3.3 Afwijken van de bouwregels
3.3.1 Afwijkingsmogelijkheden

Burgemeester en wethouders kunnen bij omgevingsvergunning afwijken van het bepaalde in:

  • a. lid 3.2.1 onder c en toestaan dat het bebouwingspercentage per bouwperceel wordt verhoogd met niet meer dan 10%;
  • b. lid 3.2.1 onder d en toestaan dat de afstand van een bedrijfsgebouw tot de zijdelingse perceelgrens wordt verminderd tot 0 m;
  • c. lid 3.2.1 onder f en toestaan dat de bouwhoogte wordt vergroot met niet meer dan 2 m.

3.3.2 Afwegingskader

Een in lid 3.3.1 genoemde omgevingsvergunning kan slechts worden verleend indien geen onevenredige aantasting plaatsvindt van:

  • a. het straat- en bebouwingsbeeld;
  • b. de milieusituatie;
  • c. de verkeersveiligheid;
  • d. de gebruiksmogelijkheden van de aangrenzende gronden;
  • e. de sociale veiligheid;
  • f. de externe veiligheid.
3.4 Specifieke gebruiksregels
3.4.1 Strijdig gebruik

Tot een met de bestemming strijdig gebruik wordt in ieder geval gerekend:

  • a. bewoning van bedrijfsruimten;
  • b. het gebruik van gronden als staanplaats voor onderkomens en als opslag-, stort- of bergplaats van al dan niet afgedankte voorwerpen, stoffen, materialen en producten, tenzij dit noodzakelijk is in verband met de ter plaatse gevestigde bedrijvigheid of het normale beheer en onderhoud van de gronden en gebouwen.
3.5 Afwijken van de gebruiksregels
3.5.1 Afwijkingsmogelijkheden

Burgemeester en wethouders kunnen bij omgevingsvergunning afwijken van het bepaalde in lid 3.1 en tevens bedrijven toelaten die niet zijn genoemd in Bijlage 1 Staat van Bedrijfsactiviteiten, of die volgens Bijlage 1 Staat van Bedrijfsactiviteiten, van een hogere categorie zijn, voorzover het betrokken bedrijf naar aard en invloed op de omgeving geacht kan worden te behoren tot de reeds toegelaten categorie, met dien verstande dat:

  • a.

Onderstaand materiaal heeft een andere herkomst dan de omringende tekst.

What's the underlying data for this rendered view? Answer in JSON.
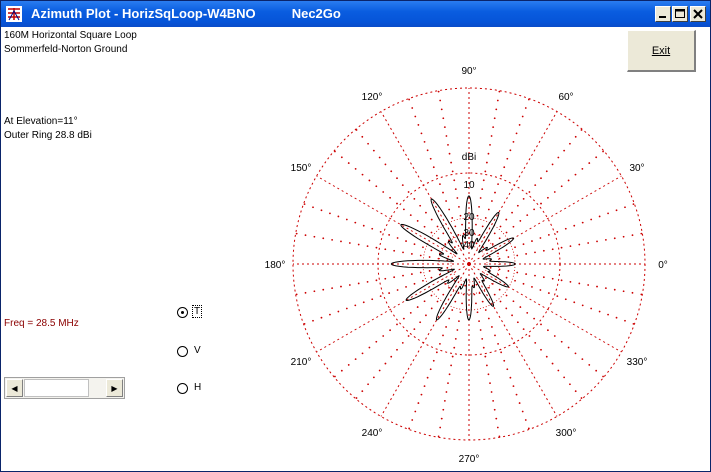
{
  "window": {
    "title": "Azimuth Plot - HorizSqLoop-W4BNO          Nec2Go",
    "icon": "antenna-app-icon"
  },
  "header": {
    "line1": "160M Horizontal Square Loop",
    "line2": "Sommerfeld-Norton Ground"
  },
  "info": {
    "elevation": "At Elevation=11°",
    "outer_ring": "Outer Ring 28.8 dBi",
    "freq": "Freq = 28.5 MHz"
  },
  "buttons": {
    "exit": "Exit"
  },
  "radio": {
    "options": [
      "T",
      "V",
      "H"
    ],
    "selected": "T"
  },
  "polar": {
    "unit": "dBi",
    "ring_labels": [
      "10",
      "20",
      "30",
      "40"
    ],
    "angle_labels": [
      "90°",
      "60°",
      "30°",
      "0°",
      "330°",
      "300°",
      "270°",
      "240°",
      "210°",
      "180°",
      "150°",
      "120°"
    ],
    "grid_color": "#cc0000",
    "trace_color": "#000000"
  }
}
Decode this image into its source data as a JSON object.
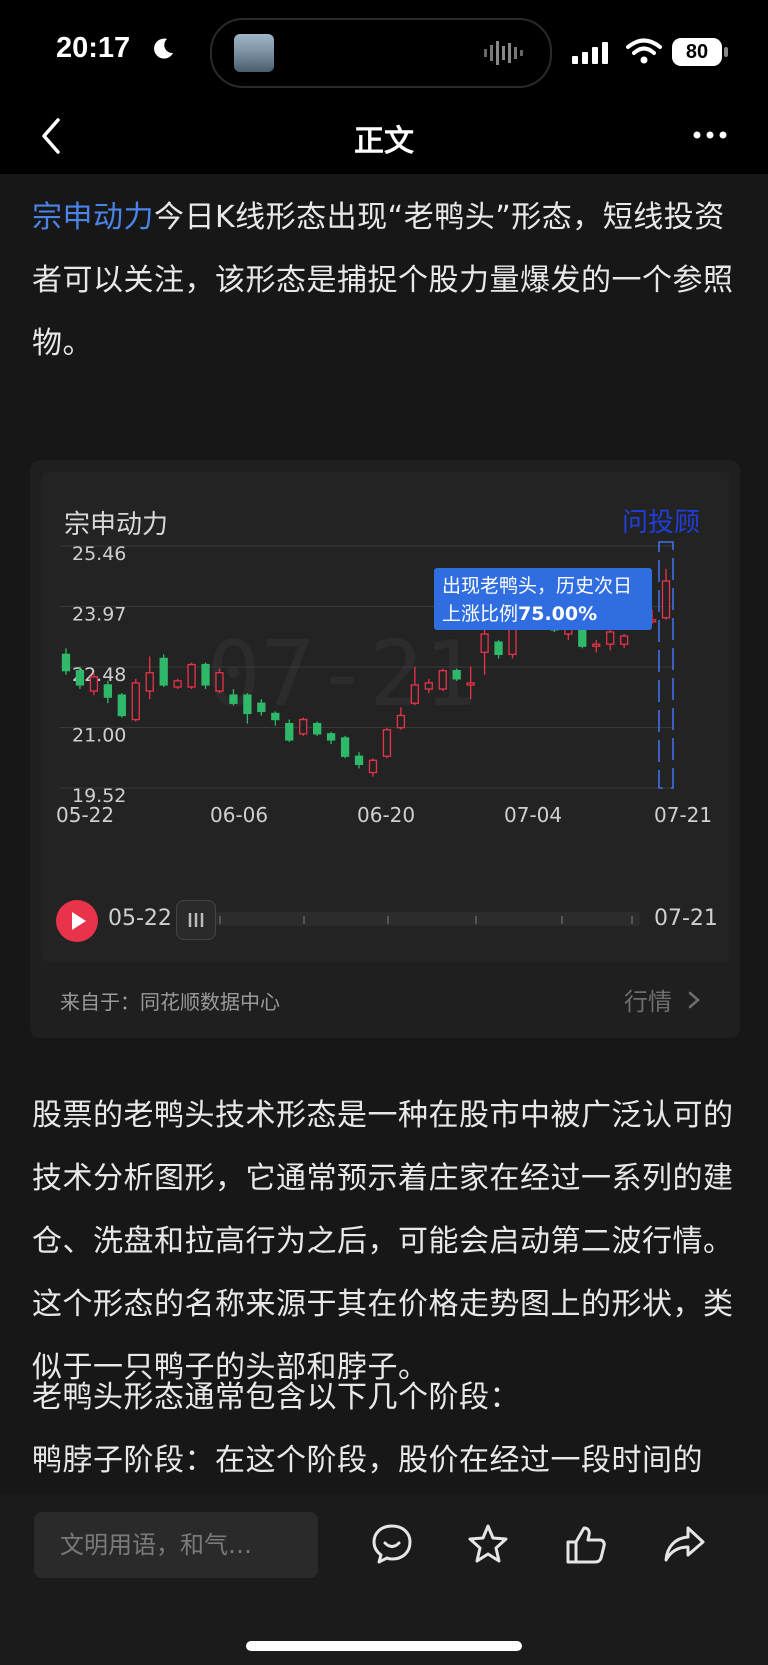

Bevi-inrichtingen niet zijn toegestaan;
  • b. vuurwerkbedrijven niet zijn toegestaan;
  • c. Wgh-inrichtingen niet zijn toegestaan.

3.5.2 Afwegingskader

Een in lid 3.5.1 genoemde omgevingsvergunning kan slechts worden verleend indien geen onevenredige aantasting plaatsvindt van:

  • a. het straat- en bebouwingsbeeld;
  • b. de milieusituatie;
  • c. de verkeersveiligheid;
  • d. de gebruiksmogelijkheden van de aangrenzende gronden;
  • e. de sociale veiligheid;
  • f. de externe veiligheid.

Hoofdstuk 3 Algemene regels

Artikel 4 Algemene aanduidingsregels

4.1 Veiligheidszone - bevi
4.1.1 Aanduidingsomschrijving

Ter plaatse van de aanduiding 'veiligheidszone - bevi ' geldt dat die gronden - naast de andere aangewezen bestemming(en) - tevens bestemd zijn voor de bescherming van het woon-, leef- en verblijfsklimaat in verband met een (nabij) aanwezige Bevi-inrichting.

4.1.2 Bouwregels

Er mag geen toename plaatsvinden van kwetsbare en/of beperkt kwetsbare objecten als bedoeld in het Besluit externe veiligheid inrichtingen, tenzij ze behoren tot de Bevi- inrichting zelf.

4.2 Wijzigingsbevoegdheid

Burgemeester en wethouders kunnen het plan wijzigen in die zin dat een algemene aanduiding wordt gewijzigd of komt te vervallen, mits de desbetreffende bedrijfsactiviteit is gewijzigd of beëindigd, dan wel sprake is van wijziging in regelgeving of vergunningverlening.

4.2.1 Afwegingskader

Een wijziging kan slechts worden vastgesteld mits geen onevenredige aantasting plaatsvindt van:

  • a. de milieu- en/of externe veiligheidssituatie;
  • b. de gebruiksmogelijkheden van de aangrenzende gronden;
  • c. de waarden en functies die het plan beoogt te beschermen.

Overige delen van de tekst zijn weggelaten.